In fact, in the Majnoon battle there were very few shots fired and only a handful of artillery barrages. They were hardly needed, given the creative killing methods devised by the Iraqi army for the occasion.

''You wait until nighttime, and you will see how we are killing these Iranian dogs,'' an Iraqi officer said with a broad grin. ''We are frying them like eggplants.''

He then took us on a tour of dozens of thick electrical cables his troops had lain through the marshy battlefield, a spaghetti network that snaked in and out of the patchwork of lagoons. He showed us the mammoth electric generators that fed the exposed power lines from positions just behind the Iraqi front lines. And, when the Iranian Revolutionary Guards made their regular evening advance, the officer and his men demonstrated the macabre genius of their invention.

Iraqi gun batteries fired just enough artillery to force the Revolutionary Guards from their marsh boats, and, when hundreds of them had been forced to continue their advance through the lagoons on foot, the men manning the Iraqi generators flipped a few switches and sent thousands of volts of electricity surging through the marshland.

Within seconds, hundreds of Iranians were electrocuted.

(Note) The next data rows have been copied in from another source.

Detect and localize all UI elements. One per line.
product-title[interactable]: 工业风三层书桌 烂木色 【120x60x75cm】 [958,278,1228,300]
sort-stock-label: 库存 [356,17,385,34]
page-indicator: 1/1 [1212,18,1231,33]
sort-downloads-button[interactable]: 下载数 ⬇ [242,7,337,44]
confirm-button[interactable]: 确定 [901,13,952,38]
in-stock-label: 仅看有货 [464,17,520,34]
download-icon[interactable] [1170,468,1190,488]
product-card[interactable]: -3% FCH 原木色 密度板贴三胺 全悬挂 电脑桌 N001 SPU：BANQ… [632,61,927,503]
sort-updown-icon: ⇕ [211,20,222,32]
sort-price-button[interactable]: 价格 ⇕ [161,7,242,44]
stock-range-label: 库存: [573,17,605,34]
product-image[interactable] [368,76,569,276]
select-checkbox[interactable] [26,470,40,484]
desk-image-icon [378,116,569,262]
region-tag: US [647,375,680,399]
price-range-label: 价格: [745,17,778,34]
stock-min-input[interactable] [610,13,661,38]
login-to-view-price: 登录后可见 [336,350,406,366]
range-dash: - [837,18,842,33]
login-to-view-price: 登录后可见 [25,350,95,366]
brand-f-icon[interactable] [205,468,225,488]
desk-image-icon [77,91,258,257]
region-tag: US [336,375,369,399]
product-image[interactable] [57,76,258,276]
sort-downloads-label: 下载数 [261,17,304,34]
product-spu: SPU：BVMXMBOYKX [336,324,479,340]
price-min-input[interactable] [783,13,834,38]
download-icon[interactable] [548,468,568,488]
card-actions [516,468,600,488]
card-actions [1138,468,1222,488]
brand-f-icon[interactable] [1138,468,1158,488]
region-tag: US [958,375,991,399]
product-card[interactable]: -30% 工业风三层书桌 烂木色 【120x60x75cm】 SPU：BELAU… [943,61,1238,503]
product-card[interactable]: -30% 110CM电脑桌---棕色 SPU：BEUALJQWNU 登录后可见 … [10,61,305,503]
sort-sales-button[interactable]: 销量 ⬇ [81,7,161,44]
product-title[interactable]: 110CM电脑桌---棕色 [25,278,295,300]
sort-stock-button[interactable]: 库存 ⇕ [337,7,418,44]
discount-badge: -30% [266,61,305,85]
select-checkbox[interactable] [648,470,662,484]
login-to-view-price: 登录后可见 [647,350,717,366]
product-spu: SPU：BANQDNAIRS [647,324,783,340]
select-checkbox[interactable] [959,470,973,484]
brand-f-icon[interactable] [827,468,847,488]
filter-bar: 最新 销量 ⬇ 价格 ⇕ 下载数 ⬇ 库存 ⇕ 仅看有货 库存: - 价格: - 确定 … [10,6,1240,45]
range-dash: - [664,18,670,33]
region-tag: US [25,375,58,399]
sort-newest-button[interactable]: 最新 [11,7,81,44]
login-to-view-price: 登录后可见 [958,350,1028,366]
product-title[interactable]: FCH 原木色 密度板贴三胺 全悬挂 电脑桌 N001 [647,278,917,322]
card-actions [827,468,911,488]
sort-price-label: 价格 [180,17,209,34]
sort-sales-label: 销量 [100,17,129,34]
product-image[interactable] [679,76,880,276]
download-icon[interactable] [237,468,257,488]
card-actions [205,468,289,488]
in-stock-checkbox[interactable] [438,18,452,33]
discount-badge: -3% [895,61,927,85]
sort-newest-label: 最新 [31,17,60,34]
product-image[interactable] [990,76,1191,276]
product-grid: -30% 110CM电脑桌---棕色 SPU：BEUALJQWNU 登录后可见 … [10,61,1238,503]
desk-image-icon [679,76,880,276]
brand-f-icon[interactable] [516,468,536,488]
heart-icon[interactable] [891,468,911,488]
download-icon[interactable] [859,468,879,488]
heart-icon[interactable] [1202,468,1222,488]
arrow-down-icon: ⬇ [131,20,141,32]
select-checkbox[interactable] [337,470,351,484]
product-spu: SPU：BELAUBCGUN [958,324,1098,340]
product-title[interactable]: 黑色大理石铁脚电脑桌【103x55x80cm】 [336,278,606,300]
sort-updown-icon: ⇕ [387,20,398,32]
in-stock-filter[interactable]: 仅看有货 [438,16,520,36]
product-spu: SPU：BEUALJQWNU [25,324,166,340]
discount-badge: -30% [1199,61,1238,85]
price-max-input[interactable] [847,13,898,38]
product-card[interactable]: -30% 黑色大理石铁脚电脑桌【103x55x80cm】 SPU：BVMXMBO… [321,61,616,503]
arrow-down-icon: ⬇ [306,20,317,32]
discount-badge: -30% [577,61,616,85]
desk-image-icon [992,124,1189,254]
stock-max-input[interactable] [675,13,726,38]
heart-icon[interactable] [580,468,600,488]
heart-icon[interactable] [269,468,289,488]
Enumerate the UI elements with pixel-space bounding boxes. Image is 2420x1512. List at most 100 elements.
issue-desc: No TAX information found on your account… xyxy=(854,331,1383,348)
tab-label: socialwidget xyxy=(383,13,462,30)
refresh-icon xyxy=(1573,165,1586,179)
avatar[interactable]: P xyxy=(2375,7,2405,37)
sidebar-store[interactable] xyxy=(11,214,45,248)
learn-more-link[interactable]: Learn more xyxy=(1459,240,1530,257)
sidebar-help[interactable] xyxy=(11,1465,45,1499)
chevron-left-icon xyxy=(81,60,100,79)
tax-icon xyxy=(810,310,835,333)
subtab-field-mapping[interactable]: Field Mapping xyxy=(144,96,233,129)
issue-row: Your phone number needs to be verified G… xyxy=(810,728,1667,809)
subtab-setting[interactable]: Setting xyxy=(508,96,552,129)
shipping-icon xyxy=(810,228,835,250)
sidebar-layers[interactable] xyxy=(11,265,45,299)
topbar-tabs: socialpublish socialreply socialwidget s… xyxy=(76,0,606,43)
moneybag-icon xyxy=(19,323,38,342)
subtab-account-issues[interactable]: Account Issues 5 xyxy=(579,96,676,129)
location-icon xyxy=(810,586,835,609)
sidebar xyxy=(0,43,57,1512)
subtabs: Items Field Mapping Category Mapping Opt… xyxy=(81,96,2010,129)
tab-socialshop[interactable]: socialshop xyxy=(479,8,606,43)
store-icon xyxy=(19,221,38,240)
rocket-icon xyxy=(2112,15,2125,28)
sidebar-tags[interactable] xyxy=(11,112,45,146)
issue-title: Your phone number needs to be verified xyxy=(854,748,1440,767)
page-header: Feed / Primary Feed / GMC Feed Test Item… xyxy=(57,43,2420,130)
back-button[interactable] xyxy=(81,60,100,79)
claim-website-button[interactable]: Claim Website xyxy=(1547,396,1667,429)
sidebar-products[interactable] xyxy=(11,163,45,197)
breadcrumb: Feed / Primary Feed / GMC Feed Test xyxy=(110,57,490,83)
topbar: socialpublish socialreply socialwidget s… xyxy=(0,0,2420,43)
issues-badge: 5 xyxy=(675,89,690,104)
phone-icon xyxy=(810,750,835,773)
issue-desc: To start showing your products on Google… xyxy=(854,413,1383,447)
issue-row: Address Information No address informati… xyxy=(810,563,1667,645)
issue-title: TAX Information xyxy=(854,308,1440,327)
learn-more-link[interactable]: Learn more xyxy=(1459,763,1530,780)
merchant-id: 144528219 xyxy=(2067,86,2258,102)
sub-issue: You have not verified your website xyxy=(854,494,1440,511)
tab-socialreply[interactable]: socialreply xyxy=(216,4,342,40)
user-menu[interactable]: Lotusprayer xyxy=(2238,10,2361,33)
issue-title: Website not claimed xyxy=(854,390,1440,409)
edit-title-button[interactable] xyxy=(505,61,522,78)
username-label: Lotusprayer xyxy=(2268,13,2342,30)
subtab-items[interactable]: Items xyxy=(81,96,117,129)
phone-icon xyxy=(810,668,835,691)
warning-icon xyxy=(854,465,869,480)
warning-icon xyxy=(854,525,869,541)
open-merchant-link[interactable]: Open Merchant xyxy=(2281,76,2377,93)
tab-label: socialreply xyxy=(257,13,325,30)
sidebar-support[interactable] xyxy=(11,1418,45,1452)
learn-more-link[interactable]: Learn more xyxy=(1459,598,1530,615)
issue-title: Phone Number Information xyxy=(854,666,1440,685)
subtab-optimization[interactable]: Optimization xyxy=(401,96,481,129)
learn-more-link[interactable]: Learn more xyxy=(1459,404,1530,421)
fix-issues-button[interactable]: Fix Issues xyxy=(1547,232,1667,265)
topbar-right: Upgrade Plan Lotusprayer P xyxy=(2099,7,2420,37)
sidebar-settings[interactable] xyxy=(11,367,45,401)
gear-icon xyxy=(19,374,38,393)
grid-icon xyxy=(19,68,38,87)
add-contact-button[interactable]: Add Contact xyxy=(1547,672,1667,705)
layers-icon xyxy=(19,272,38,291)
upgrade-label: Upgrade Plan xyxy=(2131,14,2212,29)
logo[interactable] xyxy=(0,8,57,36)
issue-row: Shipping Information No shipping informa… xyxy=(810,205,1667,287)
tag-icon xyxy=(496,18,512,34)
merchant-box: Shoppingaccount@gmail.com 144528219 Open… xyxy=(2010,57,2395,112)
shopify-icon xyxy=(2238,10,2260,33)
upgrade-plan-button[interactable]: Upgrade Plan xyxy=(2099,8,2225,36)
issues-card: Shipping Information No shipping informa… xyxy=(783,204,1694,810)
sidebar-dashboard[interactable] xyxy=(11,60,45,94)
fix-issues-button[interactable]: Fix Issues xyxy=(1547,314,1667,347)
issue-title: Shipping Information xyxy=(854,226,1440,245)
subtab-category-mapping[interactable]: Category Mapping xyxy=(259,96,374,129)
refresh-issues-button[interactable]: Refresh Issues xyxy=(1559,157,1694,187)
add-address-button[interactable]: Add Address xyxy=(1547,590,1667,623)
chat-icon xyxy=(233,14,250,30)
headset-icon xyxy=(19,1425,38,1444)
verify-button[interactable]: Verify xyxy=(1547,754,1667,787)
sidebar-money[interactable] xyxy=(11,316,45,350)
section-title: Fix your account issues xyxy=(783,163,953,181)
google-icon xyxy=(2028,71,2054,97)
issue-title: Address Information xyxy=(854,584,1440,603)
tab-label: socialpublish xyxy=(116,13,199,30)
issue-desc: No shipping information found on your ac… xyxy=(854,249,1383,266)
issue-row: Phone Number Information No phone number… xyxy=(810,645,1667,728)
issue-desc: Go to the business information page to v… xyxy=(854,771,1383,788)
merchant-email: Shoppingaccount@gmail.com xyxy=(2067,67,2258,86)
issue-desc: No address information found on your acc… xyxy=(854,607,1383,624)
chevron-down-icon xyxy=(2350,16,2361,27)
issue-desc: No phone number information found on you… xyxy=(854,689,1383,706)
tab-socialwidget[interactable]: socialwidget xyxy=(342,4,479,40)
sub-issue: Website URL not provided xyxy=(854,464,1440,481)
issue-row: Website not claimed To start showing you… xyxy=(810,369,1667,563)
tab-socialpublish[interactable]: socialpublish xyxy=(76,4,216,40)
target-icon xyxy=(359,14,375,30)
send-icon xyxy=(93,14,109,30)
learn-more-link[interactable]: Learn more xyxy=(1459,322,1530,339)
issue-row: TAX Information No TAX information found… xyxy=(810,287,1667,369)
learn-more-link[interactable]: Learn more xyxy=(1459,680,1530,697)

But the horror show did not end there. The following morning, Iraqi troops began another grisly routine that the officer called ''the morning road detail.''

They made their way through the marshes, gathering up the dead Iranian soldiers like dynamite fishermen harvesting a day's catch. Working methodically, the Iraqis piled the corpses on top of one another in the water in head-to-toe stacks, five bodies high and five across.

Together, the human piles formed long rows, the width of a troop truck, the top layers above the water's surface. Each row extended in a straight line through the marshes from the Iraqis' positions toward the Iranian border. Finally, the rows were sprinkled with lime and covered over with a foot-thick tier of desert sand.

It was the Iraqi method of road building, using the bodies of their enemies to construct assault routes for tanks and trucks.